Ramadan has begun, and with it Muslims seek to unite themselves not just with each other, by abstaining from food and drink during the day, but with all of humanity, trying to minimize class differences and empathize with the poor and needy by being hungry and thirsty in the same way. Everyone who is observing, all over the world, is doing the same thing - they eat when the sun rises and abstain until the sun sets. It is a primordial ritual that begins with the sight of the new moon. Even in this age of smart phones and apps that can tell us when and where to best see the moon, we are still, at the end of the night, looking at the same moon, just as the ancients did. But just as Muslims are united by the universality of aligning their prayer times with the five major positions of the sun, and their months with the movements of the moon, they are different in the myriad ways they commemorate this month, and each year the Huffington Post and other publications honor these differences with photo essays displaying the varying ways Muslims celebrate. There is, unfortunately, a sudden preoccupation amongst Pakistanis (and I suspect other Muslim populations as well, even in the U.S.), to change the way they congratulate each other on the start of the month. Ramadan greetings are increasingly consolidated, and that consolidation is taking a particular form - it's becoming Arabized. Instead of the traditional Pakistani 'Ramzan Mubarak', Pakistanis are starting to say 'Ramadan Kareem', which is simply how Arabs say the same thing. Ramzan with a 'z' sound is just a pronunciation deviance. An error, if you want to be technical, but one of pronunciation only. Mubarak is an Arabic word too, but putting the two words together as congratulations is a typically Persian and Urdu tradition, while putting the word 'Ramadan' with 'Kareem' is a typically Arab tradition. So preferring one over the other has no real linguistic nor religious significance - it's only a way to appear more Arab. (One could argue that 'Ramadan' is used because of its increased use in English/American greetings but regardless, putting it with 'Kareem' explicitly means copying an Arab tradition).
This Arabization is also happening in fashion, where the niqab, the black fabric that covers the nose and mouth and leaves only the eyes on display, is becoming fashionable amongst the female religious set. But the niqab was traditionally only worn by the Prophet's wives, and this for their protection when they moved about publicly, in marketplaces and on caravans. The niqab was contained to the Gulf region of the Middle East, as it developed into a Bedouin tradition. The fact that I see it on streets in urban Karachi, and on the campus of the university where I teach is, surprising, to say the least. Muslim women in Syria wear the manto, a buttoned, trench coat-like covering with a hijab, and Pakistanis have traditionally worn a shalwar kameez with a long scarf to cover. So like fasting: covering is the universal, the specifics are left to cultural habit. Pakistanis have also started correcting each other in their greeting and leaving habits. The traditional Khuda hafiz (God be with you) will nowadays be answered not with a similar blessing, nor even gratitude, but with a correction: "Allah hafiz!" with the speaker admonishing you for using the beautiful Persian word Khuda for God. These are all sad testaments to the assumption that Arab = authentic. It would behoove such etiquette experts to remember that there are 99 names for God in the Quran, and that the Prophet was called many different things, from Muhammad, to Taha, to Mustafa, to Abu Qassim, as is the Arab tradition.

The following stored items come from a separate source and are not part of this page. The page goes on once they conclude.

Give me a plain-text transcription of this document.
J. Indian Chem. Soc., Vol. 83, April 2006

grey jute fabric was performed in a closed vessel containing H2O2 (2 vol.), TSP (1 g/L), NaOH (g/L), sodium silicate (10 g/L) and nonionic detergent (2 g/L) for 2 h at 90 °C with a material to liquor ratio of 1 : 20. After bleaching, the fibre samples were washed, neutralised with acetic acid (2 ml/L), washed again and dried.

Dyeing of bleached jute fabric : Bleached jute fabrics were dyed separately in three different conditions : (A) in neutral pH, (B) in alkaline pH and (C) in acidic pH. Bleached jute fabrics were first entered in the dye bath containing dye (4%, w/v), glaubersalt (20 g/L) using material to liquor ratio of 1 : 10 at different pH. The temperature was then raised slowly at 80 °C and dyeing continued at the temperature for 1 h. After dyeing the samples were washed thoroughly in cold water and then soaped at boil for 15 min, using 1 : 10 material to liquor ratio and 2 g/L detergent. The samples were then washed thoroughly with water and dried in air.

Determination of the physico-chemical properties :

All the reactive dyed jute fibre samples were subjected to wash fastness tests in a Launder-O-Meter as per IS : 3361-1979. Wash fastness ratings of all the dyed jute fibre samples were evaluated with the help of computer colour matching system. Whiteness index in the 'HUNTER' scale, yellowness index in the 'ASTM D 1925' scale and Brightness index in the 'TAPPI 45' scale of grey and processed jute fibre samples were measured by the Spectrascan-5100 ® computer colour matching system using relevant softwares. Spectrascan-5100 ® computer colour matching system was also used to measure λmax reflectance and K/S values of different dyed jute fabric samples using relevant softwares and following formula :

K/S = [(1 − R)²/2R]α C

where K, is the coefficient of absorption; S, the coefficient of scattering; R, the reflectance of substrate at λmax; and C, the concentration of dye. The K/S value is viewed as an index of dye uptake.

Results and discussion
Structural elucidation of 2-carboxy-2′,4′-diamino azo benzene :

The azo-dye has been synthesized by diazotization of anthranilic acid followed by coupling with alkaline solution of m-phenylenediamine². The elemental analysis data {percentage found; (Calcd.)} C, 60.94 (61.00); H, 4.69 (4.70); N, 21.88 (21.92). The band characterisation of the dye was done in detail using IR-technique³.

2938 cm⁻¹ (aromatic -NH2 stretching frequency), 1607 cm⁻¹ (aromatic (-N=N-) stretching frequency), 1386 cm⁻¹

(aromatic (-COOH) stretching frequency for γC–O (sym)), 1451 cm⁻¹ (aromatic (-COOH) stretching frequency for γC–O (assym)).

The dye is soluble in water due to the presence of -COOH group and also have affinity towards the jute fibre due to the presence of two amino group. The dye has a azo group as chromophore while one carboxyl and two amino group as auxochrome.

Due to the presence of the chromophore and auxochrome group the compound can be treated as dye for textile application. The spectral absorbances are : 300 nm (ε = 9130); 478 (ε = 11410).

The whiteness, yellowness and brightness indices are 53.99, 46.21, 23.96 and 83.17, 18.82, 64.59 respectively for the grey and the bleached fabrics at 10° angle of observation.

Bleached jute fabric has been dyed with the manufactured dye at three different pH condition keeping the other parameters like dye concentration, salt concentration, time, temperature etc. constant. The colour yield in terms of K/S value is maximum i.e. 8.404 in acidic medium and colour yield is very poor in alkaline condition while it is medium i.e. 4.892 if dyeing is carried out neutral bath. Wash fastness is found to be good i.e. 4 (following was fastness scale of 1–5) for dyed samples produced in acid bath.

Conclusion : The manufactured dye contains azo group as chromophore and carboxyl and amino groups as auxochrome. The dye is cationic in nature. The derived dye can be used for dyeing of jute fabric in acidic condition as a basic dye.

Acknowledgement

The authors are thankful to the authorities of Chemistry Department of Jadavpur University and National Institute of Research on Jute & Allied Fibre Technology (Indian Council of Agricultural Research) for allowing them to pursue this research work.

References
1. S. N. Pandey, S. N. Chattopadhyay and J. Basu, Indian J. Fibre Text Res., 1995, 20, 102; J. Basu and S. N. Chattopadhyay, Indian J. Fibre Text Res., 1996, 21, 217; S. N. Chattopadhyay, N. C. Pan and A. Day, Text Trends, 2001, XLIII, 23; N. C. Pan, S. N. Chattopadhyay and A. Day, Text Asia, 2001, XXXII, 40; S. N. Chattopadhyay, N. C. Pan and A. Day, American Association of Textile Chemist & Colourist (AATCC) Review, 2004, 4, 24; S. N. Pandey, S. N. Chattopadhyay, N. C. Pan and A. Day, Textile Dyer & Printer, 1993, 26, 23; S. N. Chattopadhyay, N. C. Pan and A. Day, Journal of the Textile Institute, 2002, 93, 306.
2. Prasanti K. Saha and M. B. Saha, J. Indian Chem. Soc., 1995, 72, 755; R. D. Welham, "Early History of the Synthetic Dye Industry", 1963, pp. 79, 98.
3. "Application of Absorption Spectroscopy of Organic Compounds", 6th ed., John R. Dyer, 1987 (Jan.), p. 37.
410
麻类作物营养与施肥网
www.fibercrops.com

It might seem like this isn't a big deal at all. But nitpicking on religious language in Pakistan and elsewhere actually has much broader implications than it may seem. It displays an underlying insecurity with one's religiosity, with one's Muslimness. Insecurity with one's degree of religiosity almost always leads to an obsession with literalism. With literalism comes the unfortunate binary of us/them, and it is precisely this us/them mentality that has lead to all the horrific attacks we've seen from there - Pakistani Muslims killing each other over differences in religiosity, from Malala to the Peshawar school attacks to the bus shootings to Sabeen Mahmud's targeted killing.
It is also worth noting that many of the Pakistanis who adopt these Arabic linguistic preferences are the same ones expressing frustration when the us/them binary is used on them in American governmental rhetoric, foreign policy, visa preference and extra airport security screening.
There are, for sure, reasons when it is useful to nitpick about religious language. But this pertains to specific instances, which all basically boil down to pronunciation when reading the Quran, either in prayer or as recitation. And this is because Arabic, in its absolute beauty and utterly logical, mathematical way, can change the meaning of a word by just one diacritical mark (basically saying 'a' when you should be saying 'ee'). But even that is forgivable when pronounced in error or because of ignorance in prayer and recitation, unless one is issuing a fatwa (and if one is doing that, one should certainly not only know Arabic, but specialize in the Arabic that was spoken 1, 436 years ago).
So the next time you correct someone's Ramzan Mubarak greetings, or admonish someone for using Khuda or any other name to denote God, consider the indignation you feel when a Christian in the U.S. wants to exterminate Muslims because the latter believe in Allah instead of God. Obsession with literal language outside of certain specific domains has far-reaching, catastrophic consequences for everyone.